Implementation: In conjunction with the KOMM-Recht project, several workshops and events took place to allow for an exchange of views - at both an expert and grass roots level - to discuss the legal implications of access to justice for the public under Austrian environmental law. The over-all idea was to involve experts from federal and provincial public administration, academia and stakeholders, especially environmental NGOs, by providing capacity building and a forum for discussion. Also, to inspire students and young academics to take up a career in the field of environmental law and draw their attention to Aarhus related scientific questions, and to connect practitioners and academics, an environmental law clinic was successfully implemented in cooperation with the university of Graz/Styria.

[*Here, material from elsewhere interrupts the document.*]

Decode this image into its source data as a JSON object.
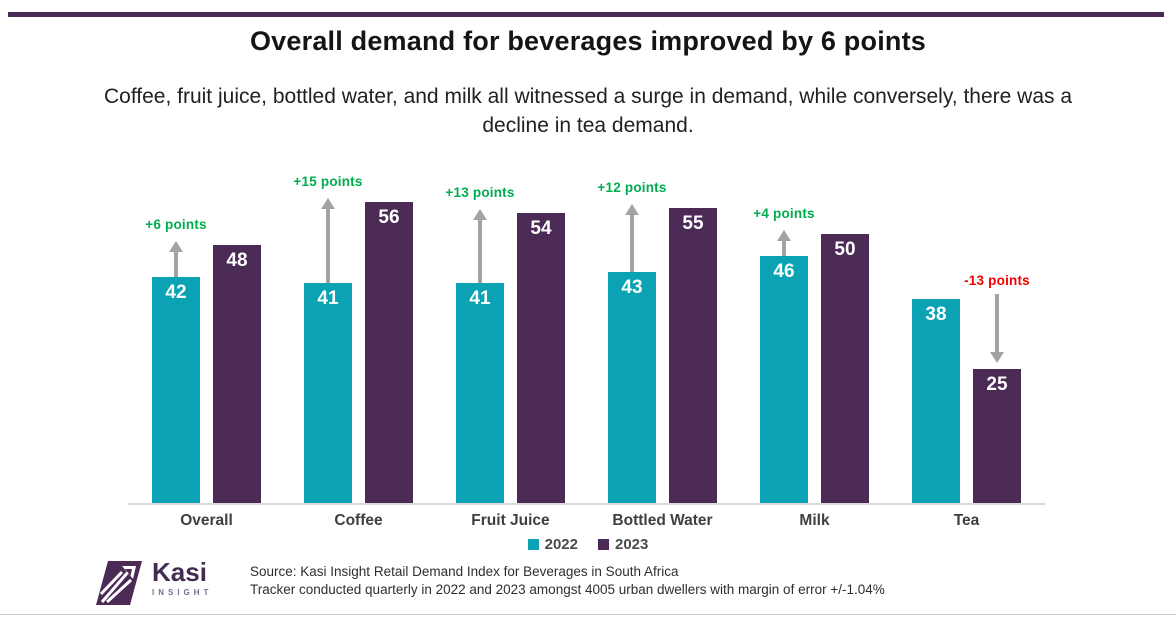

The main aim of the follow-up project KOMM-Recht reloaded was to address the remaining legal challenges with regard to access to justice under the Aarhus Convention by way of a comparative jurisprudential study, taking into account recent judgments of the European Court of Justice as well as all findings of the Aarhus Convention Compliance Committee addressing the implementation of article 9 paragraph 3 of the Convention concerning public access to justice to challenge breaches of national environmental law.
Result: Apart from a continuous exchange of legal views and networking, a guidance document on public involvement in environmental procedures in Austria has been developed and has already been published.

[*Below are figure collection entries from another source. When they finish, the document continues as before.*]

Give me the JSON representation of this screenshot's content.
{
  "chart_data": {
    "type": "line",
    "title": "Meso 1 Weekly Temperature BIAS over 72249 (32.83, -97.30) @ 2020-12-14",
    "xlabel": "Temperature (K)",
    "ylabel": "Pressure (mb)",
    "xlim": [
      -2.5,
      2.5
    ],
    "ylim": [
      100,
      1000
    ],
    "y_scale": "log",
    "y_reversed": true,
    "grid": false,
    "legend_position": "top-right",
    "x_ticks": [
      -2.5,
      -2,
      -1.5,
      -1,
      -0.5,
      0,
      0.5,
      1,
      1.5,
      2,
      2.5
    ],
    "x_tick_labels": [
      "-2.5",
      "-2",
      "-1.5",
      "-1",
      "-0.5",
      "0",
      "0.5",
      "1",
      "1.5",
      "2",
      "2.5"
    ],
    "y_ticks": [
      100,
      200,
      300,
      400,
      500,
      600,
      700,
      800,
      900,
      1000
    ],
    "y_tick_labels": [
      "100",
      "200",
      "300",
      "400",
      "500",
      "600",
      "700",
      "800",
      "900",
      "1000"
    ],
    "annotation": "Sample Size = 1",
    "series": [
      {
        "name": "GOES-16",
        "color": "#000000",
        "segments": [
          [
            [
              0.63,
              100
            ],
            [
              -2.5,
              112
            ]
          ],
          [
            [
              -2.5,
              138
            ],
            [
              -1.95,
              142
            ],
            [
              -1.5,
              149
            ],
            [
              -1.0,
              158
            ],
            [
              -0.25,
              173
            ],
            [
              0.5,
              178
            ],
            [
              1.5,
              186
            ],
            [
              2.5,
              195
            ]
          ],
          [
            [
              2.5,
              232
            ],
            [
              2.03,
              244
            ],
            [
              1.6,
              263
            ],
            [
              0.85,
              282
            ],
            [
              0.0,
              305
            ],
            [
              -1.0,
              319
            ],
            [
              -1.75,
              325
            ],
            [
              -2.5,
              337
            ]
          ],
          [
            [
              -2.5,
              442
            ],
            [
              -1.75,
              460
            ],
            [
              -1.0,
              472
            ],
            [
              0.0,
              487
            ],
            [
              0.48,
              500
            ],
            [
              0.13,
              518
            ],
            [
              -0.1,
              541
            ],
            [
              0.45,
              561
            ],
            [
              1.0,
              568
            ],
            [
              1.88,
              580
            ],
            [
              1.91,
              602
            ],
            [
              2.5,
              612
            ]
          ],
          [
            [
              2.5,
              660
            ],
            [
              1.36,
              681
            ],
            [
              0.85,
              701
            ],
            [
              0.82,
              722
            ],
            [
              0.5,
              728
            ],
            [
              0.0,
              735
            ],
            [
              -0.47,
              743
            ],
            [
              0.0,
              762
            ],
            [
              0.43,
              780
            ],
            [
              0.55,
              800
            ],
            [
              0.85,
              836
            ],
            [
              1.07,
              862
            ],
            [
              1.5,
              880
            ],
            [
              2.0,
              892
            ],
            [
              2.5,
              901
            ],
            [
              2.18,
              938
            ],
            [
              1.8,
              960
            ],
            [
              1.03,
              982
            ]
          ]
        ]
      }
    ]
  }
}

With regard to academia, an environmental law clinic at the University of Graz has been installed, and a special conference was dedicated to the topic of Aarhus as part of the the annual “Umweltrechtsforum” (Environmental Rights Forum). Some students of this law clinic even took up PhD-positions to further elaborate on Aarhus themes.
A new event format involving academia and stakeholders both from the environmental and economic sectors has been implemented, the so-called “economic and environmental talks”, which are taking place every year in the city of Graz in the state of Styria.
As a result, profound capacity building on Aarhus issues has been provided for relevant stakeholders and civil society.
Why do you think this example shows how the Aarhus Convention made a difference in your country?
The basis for successful implementation and functioning of the Aarhus Convention is profound knowledge about the Convention and its requirements. Therefore, the project KOMM-Recht has made a difference by providing capacity building. Since matters on access to justice involve several levels of administration dealing with various subject matters concerning national environmental law, a continuous exchange between Aarhus professionals – from public administration and academia to NGOs and other stakeholders – has been singled out as a proven form of cooperation.